Она тут же перевела деньги, потом уже начала рефлексировать, потом продолжила работать и рефлексировать. Потом брат позвонил ей. По его голосу было понятно, что он пьян, и она поняла, что отец и брат похожи не только внешне, но и голосово. Брат, преодолевая неуправляемость языка, процедил что-то про деньги, что присланного мало, что она — сука неблагодарная, а ее мать — проститутка, а потом из трубки на нее обручился хор цикад, кузнечиков, и ей стало так легко, этот хор ничего не заглушал, он не был шумовой декорацией, ограждавшей ее от реальности, он был просто хором цикад, кузнечиков, потом к ним присоединились и птицы, где-то вдали послышался шум поезда, все это была увертюра, подготовка к главной песне, которую споют рельсы, они поют эту песню уже давно, но только сейчас она может ее расслышать в полной мере.
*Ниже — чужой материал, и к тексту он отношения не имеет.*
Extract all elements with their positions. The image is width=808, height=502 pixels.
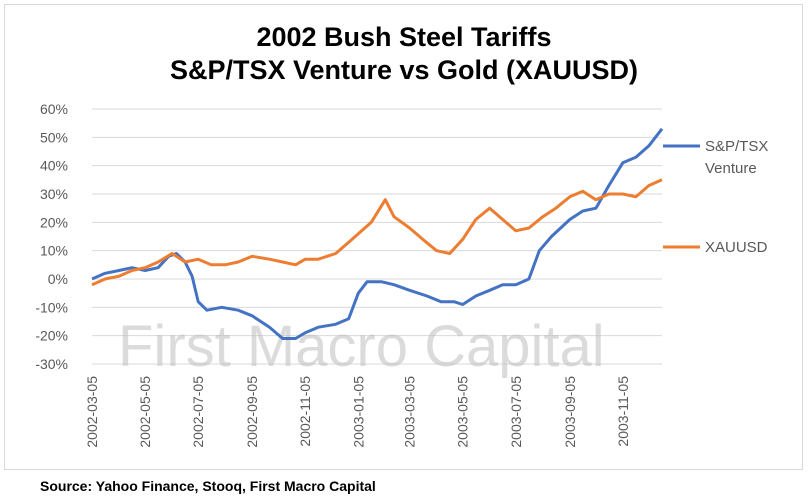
x-tick-label: 2003-11-05 xyxy=(615,376,631,447)
x-tick-label: 2002-05-05 xyxy=(137,376,153,448)
legend-label: Venture xyxy=(705,160,757,177)
y-tick-label: 0% xyxy=(48,271,68,287)
chart-title-line1: 2002 Bush Steel Tariffs xyxy=(256,22,552,52)
x-tick-label: 2002-07-05 xyxy=(190,376,206,448)
x-tick-label: 2003-05-05 xyxy=(455,376,471,448)
x-tick-label: 2002-09-05 xyxy=(244,376,260,448)
y-axis-ticks: 60% 50% 40% 30% 20% 10% 0% -10% -20% -30% xyxy=(35,101,68,372)
legend: S&P/TSX Venture XAUUSD xyxy=(663,138,768,256)
x-tick-label: 2003-01-05 xyxy=(350,376,366,448)
x-tick-label: 2003-03-05 xyxy=(402,376,418,448)
source-note: Source: Yahoo Finance, Stooq, First Macr… xyxy=(40,478,376,494)
y-tick-label: 20% xyxy=(40,214,68,230)
x-tick-label: 2002-11-05 xyxy=(297,376,313,447)
x-tick-label: 2002-03-05 xyxy=(84,376,100,448)
series-line-xauusd xyxy=(91,178,663,287)
series-lines xyxy=(91,127,664,340)
legend-label: S&P/TSX xyxy=(705,138,768,155)
x-tick-label: 2003-09-05 xyxy=(562,376,578,448)
y-tick-label: 50% xyxy=(40,129,68,145)
chart-svg: 60% 50% 40% 30% 20% 10% 0% -10% -20% -30% 2002-03… xyxy=(35,101,768,448)
x-axis-ticks: 2002-03-05 2002-05-05 2002-07-05 2002-09-05… xyxy=(84,376,631,448)
y-tick-label: 40% xyxy=(40,158,68,174)
x-tick-label: 2003-07-05 xyxy=(508,376,524,448)
gridlines xyxy=(92,108,662,365)
watermark: First Macro Capital xyxy=(118,314,605,379)
chart-title-line2: S&P/TSX Venture vs Gold (XAUUSD) xyxy=(169,55,639,85)
y-tick-label: -20% xyxy=(35,328,68,344)
y-tick-label: -30% xyxy=(35,356,68,372)
y-tick-label: -10% xyxy=(35,299,68,315)
legend-label: XAUUSD xyxy=(705,239,768,256)
y-tick-label: 30% xyxy=(40,186,68,202)
chart-frame xyxy=(4,4,803,470)
y-tick-label: 10% xyxy=(40,243,68,259)
y-tick-label: 60% xyxy=(40,101,68,117)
Вот только надо сделать пару неотложных дел.
Она переводит деньги брату. Этой суммы вполне хватит на похороны, поминки, если Марина, жена брата возьмет все в свои руки (она жалела Марину и по-прежнему не испытывала никакой жалости к себе). Она не приедет на похороны, посчитав, что ее присутствие там будет лишним. Она всю жизнь была невидимой для отца, осталась так и не узнанной (как и он для нее), главное, что она все же успела сказать ему (ей хочется верить, что это были те слова) — я здесь — а остальное, как уж вышло.
А брат, обидевшись на что-то (что?), добавил ее в черный список, заблокировал в соцсетях. Она снова глядела на эту знакомую конструкцию: «Пользователь ограничил круг лиц, которые могут ему написать».
Она улыбалась. Это какая-то общая для Талдома тема, или общая для всего человечества, думала она и чувствовала, что все вот «это» не еще одна потеря в череде потерь, а приобретение, и сомневаться в этом она ни позволит ни себе, ни кому-то другому.